Convergence tests are methods for testing whether or not an infinite series converges to a finite value. This post is derived from my notes for MA101.

This content is also available in PDF format.

### Positive Term Series

##### Integral Test

Let $\sum a_n$ be a positive term series, and let $a_n = f(n)$ such that $f(n)$ decreases as $n$ increases. Then $\sum a_n$ converges or diverges if $\int_1^\infty f(x) dx$ is finite or infinite respectively.

##### p-Series Test

Let $\sum a_n$ be a positive term series given by $a_n = \frac1{n^p}$. Then, $\sum a_n$ is convergent if $p \gt 1$, and divergent if $p \leq 1$.

##### Comparison Test

Let $\sum a_n$ be a positive term series, then:

1. $\sum a_n$ is convergent if $\sum b_n$ is another convergent series with $a_n \leq b_n$.
2. $\sum a_n$ is divergent if $\sum d_n$ is another divergent series with $a_n \geq d_n$.
##### Limit Comparison Test

Let $\sum a_n$ and $\sum b_n$ be two positive term series.

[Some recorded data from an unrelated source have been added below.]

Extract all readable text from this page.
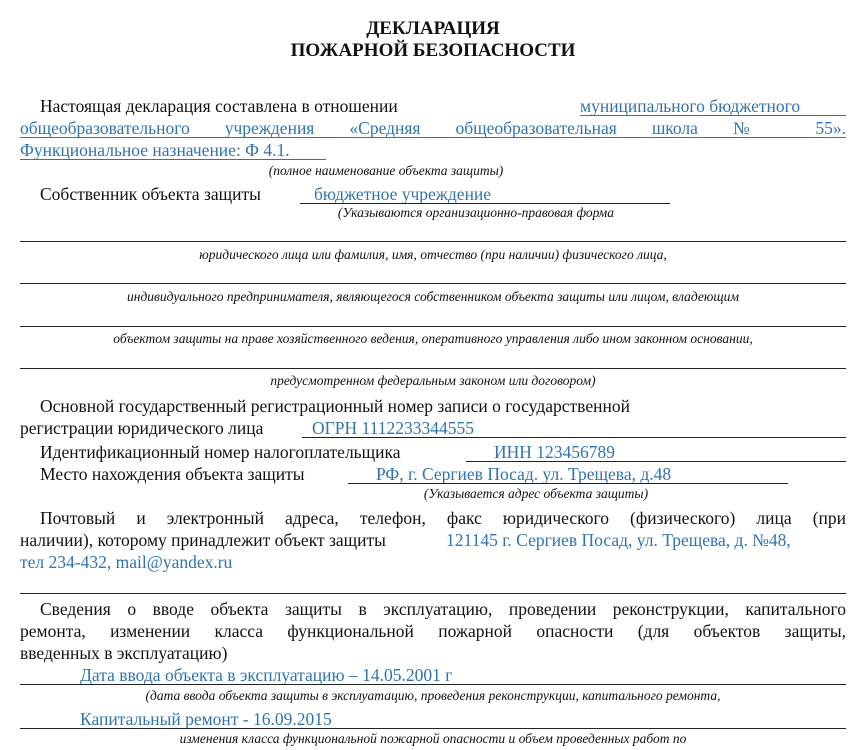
ДЕКЛАРАЦИЯ
ПОЖАРНОЙ БЕЗОПАСНОСТИ
Настоящая декларация составлена в отношении	муниципального бюджетного
общеобразовательного учреждения «Средняя общеобразовательная школа № 55».
Функциональное назначение: Ф 4.1.
(полное наименование объекта защиты)
Собственник объекта защиты	бюджетное учреждение
(Указываются организационно-правовая форма
юридического лица или фамилия, имя, отчество (при наличии) физического лица,
индивидуального предпринимателя, являющегося собственником объекта защиты или лицом, владеющим
объектом защиты на праве хозяйственного ведения, оперативного управления либо ином законном основании,
предусмотренном федеральным законом или договором)
Основной государственный регистрационный номер записи о государственной
регистрации юридического лица	ОГРН 1112233344555
Идентификационный номер налогоплательщика	ИНН 123456789
Место нахождения объекта защиты	РФ, г. Сергиев Посад. ул. Трещева, д.48
(Указывается адрес объекта защиты)
Почтовый и электронный адреса, телефон, факс юридического (физического) лица (при
наличии), которому принадлежит объект защиты	121145 г. Сергиев Посад, ул. Трещева, д. №48,
тел 234-432, mail@yandex.ru
Сведения о вводе объекта защиты в эксплуатацию, проведении реконструкции, капитального
ремонта, изменении класса функциональной пожарной опасности (для объектов защиты,
введенных в эксплуатацию)
Дата ввода объекта в эксплуатацию – 14.05.2001 г
(дата ввода объекта защиты в эксплуатацию, проведения реконструкции, капитального ремонта,
Капитальный ремонт - 16.09.2015
изменения класса функциональной пожарной опасности и объем проведенных работ по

1. If $\lim_{n \rightarrow \infty} \frac{a_n}{b_n}$ is a finite and non-zero positive quantity, then $\sum a_n$ and $\sum b_n$ will converge and diverge together.
2. If $\lim_{n \rightarrow \infty} \frac{a_n}{b_n} = 0$ and $\sum b_n$ is convergent, then $\sum a_n$ is also convergent.
3. If $\lim_{n \rightarrow \infty} \frac{a_n}{b_n} = \infty$ and $\sum b_n$ is divergent, then $\sum a_n$ is also divergent.
##### D'Alembert's Ratio Test

Let $\sum a_n$ be a positive term series, and let $\lim_{n \rightarrow \infty} \frac{a_{n+1}}{a_n} = r$.

1. The series is convergent if $r \lt 1$.
2. The series is divergent if $r \gt 1$, or if $r$ is infinite.
3. The test fails if $r=1$.
##### Cauchy's Root Test

Let $\sum a_n$ be a positive term series, and $\lim_{n \rightarrow \infty} (a_n)^{\frac1n} = r$.

1 The series is convergent if $r \lt 1$.
2 The series is divergent if $r \gt 1$.
3 The test fails if $r = 1$.

##### Raabe's Test

Let $\sum a_n$ be a positive term series, and $\lim_{n \rightarrow \infty} n \left( \frac{a_n}{a_{n+1}}-1 \right) = k$.

1. The series is convergent if $k \gt 1$.
2. The series is divergent if $k \lt 1$.
3. The test fails if $k = 1$.
##### Logarithmic Test

Let $\sum a_n$ be a positive term series, and $\lim_{n \rightarrow \infty} \log\left( \frac{a_n}{a_{n+1}} \right) = k$.

1. The series is convergent if $k \gt 1$.
2. The series is divergent if $k \lt 1$.
3. The test fails if $k = 1$.

### Alternating Series

##### Leibniz's Test

If the series $\sum (-1)^n a_n$ is an alternating series, then the series is convergent if:

1. Each term is numerically lesser than the preceeding term. ( $|a_{n+1}| \lt |a_n|$ )
2. $\lim_{n \rightarrow \infty} a_n = 0$.